In 2003 the museum was closed and the collection moved to the Quai Branly Museum, a prestige project planned by the then president, Jacques Chirac. By showcasing the art and civilisations of Africa, Asia, Oceania and the Americas, the new venture aimed to establish an equal dialogue between cultures. As preparation for the Quai Branly’s opening in 2006 got under way, the idea of the Cité was unveiled in 2004 and two architects, Patrick Bouchain and Loïc Julienne, were selected to redesign the pavilion in a style in keeping with Laprade’s original vision.
Outlining the nature of the Cité, Jacques Toubon, the former right-wing minister of culture appointed to oversee the project by Chirac, was careful to state that it was not a ‘site of memory’ for France’s colonial history.

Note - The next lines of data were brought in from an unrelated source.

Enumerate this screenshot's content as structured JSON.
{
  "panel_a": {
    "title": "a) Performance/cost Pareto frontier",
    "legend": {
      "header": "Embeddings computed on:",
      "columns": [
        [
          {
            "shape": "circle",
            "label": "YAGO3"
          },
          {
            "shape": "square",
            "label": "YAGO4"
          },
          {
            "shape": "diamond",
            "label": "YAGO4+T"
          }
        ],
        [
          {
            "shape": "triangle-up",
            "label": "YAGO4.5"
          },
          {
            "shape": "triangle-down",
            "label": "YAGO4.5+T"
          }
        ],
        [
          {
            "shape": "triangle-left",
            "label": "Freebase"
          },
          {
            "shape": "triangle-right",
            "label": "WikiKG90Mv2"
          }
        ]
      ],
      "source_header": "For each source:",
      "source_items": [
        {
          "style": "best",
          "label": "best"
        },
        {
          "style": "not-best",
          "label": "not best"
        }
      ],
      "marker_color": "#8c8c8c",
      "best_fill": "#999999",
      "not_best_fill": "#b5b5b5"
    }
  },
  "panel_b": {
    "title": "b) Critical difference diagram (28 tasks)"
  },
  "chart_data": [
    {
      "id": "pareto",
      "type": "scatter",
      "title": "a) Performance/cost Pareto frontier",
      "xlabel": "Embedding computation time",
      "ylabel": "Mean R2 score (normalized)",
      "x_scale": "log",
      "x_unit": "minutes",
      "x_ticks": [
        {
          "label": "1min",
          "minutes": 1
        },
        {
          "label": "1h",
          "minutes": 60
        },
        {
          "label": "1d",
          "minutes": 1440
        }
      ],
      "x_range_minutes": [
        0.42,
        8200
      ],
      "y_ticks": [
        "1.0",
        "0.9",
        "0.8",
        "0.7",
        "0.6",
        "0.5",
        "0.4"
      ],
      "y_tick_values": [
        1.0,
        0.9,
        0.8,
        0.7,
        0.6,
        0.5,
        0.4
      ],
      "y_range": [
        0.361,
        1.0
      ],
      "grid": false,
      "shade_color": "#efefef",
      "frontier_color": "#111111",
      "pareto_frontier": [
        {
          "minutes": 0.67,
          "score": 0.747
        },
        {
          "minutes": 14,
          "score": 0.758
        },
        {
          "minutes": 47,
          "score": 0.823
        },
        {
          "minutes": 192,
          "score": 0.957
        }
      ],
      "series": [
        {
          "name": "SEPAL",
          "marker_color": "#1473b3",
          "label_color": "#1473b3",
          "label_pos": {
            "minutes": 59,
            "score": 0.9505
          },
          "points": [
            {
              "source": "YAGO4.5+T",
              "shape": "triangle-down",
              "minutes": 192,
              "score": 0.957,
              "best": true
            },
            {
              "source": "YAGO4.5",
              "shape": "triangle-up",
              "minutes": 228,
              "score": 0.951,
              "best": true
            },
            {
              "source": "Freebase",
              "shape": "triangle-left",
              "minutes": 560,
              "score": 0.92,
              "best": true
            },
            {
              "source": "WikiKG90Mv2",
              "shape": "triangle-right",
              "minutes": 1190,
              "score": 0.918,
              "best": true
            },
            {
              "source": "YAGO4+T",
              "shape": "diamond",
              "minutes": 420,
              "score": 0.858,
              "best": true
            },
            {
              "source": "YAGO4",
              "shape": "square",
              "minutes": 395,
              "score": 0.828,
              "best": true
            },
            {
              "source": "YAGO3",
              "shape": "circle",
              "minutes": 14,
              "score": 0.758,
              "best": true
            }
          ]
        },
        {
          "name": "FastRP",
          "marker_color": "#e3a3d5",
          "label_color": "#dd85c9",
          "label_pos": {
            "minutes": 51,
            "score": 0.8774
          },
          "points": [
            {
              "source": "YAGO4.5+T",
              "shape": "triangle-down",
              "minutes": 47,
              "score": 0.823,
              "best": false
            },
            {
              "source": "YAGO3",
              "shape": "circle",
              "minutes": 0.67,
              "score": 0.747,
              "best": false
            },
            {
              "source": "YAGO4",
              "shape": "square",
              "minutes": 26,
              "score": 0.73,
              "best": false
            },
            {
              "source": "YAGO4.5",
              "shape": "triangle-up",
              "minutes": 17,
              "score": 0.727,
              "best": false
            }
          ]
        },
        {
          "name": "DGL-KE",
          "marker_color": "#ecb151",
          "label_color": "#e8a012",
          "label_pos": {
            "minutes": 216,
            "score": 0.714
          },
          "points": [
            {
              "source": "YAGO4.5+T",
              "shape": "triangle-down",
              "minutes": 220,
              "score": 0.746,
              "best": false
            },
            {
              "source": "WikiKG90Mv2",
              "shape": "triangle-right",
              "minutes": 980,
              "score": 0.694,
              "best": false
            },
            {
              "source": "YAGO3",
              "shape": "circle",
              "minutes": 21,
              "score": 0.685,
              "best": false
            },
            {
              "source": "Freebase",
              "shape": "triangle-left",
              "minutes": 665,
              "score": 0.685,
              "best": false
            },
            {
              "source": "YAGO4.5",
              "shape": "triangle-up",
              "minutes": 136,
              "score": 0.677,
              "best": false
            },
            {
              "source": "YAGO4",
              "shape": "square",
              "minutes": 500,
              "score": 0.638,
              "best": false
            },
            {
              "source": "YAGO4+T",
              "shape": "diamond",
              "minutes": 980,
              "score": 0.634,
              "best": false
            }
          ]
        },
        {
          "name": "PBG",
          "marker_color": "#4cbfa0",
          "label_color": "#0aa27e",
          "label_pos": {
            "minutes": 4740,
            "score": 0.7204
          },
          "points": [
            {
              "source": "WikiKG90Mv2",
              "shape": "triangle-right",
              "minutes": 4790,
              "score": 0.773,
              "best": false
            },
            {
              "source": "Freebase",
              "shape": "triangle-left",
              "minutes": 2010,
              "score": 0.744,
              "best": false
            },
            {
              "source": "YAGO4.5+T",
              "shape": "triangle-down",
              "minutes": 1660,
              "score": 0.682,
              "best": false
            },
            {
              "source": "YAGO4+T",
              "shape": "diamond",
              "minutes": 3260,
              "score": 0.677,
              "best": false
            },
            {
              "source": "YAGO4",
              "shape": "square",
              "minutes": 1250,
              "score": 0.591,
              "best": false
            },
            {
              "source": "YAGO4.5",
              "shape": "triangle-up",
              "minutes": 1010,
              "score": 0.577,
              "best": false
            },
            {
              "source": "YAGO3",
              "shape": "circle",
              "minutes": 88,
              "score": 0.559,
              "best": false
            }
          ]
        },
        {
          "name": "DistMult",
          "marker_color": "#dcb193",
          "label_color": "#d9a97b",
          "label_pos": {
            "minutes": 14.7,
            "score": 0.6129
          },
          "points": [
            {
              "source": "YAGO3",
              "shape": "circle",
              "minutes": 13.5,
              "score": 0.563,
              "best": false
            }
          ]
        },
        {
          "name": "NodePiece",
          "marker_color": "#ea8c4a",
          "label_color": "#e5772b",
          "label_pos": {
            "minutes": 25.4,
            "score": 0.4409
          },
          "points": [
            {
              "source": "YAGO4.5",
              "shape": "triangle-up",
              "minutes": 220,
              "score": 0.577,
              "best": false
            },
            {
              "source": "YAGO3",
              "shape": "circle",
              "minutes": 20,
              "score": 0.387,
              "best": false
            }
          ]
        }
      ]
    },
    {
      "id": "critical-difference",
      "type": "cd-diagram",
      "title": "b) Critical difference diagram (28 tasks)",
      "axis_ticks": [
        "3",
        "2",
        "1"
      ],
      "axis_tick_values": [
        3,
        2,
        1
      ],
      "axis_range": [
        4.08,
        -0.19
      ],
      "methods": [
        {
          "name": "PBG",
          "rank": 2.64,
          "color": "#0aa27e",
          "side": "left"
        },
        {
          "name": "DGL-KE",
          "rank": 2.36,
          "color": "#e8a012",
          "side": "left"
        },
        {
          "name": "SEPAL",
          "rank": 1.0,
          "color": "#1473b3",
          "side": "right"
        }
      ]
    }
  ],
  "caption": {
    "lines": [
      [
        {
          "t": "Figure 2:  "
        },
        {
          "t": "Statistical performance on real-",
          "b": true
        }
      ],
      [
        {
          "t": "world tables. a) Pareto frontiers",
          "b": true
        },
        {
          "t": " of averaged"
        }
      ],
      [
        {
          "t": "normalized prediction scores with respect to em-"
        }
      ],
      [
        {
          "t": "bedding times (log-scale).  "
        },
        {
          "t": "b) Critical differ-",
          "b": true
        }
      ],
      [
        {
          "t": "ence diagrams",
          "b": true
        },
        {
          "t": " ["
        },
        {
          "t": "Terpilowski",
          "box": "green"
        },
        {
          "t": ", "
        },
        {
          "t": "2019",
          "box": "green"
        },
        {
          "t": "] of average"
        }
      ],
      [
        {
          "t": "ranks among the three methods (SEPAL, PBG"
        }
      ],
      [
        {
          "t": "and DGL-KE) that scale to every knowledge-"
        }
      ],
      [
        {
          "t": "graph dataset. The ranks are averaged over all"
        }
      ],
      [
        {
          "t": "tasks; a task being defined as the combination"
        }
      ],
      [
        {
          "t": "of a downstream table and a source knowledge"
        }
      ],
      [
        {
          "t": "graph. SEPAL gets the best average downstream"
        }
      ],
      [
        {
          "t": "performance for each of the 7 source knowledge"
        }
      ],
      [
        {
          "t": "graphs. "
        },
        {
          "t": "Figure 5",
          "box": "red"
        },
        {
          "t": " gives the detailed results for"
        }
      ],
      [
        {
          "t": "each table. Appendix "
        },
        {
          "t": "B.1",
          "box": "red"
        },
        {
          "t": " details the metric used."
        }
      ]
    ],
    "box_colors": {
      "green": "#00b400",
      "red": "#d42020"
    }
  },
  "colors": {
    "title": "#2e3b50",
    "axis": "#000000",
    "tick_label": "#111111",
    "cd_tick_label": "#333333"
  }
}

Rather its purpose was to teach French citizens to understand the determining role of immigration in the construction of the nation.
Toubon’s comments show how the question of the empire and its aftermath remains contentious. When the Cité opened there was hostility from some parts of the media. As Hédia Yelles-Chaouche, one of the curators explained to me recently, the new museum’s approach was accused of being too Anglo-Saxon. By focusing on the specificity of each group, it was seen as embracing post-colonial difference: an explicit challenge to republican orthodoxy that rejects ethnic distinction and talks only of ‘citizens’. Significantly, too, President Sarkozy did not inaugurate the museum: an absence described as ‘shocking’ by Patrick Weil, one of France’s leading historians of immigration.
Last year, to mark the 50th anniversary of Algerian independence in 1962, Benjamin Stora and Linda Amiri, two experts on the Algerian War, approached the Cité with the idea of an exhibition exploring Algerians in France during the conflict: a first for a national museum. The subsequent exhibition set out to explain how Algerians in France, who numbered 250,000 by the mid-1950s and mostly living in shanty towns, experienced the war. Given the bitter legacy of that conflict, the decision to mount the exhibition was courageous. It exemplifies how the Cité is asking difficult questions about contemporary France.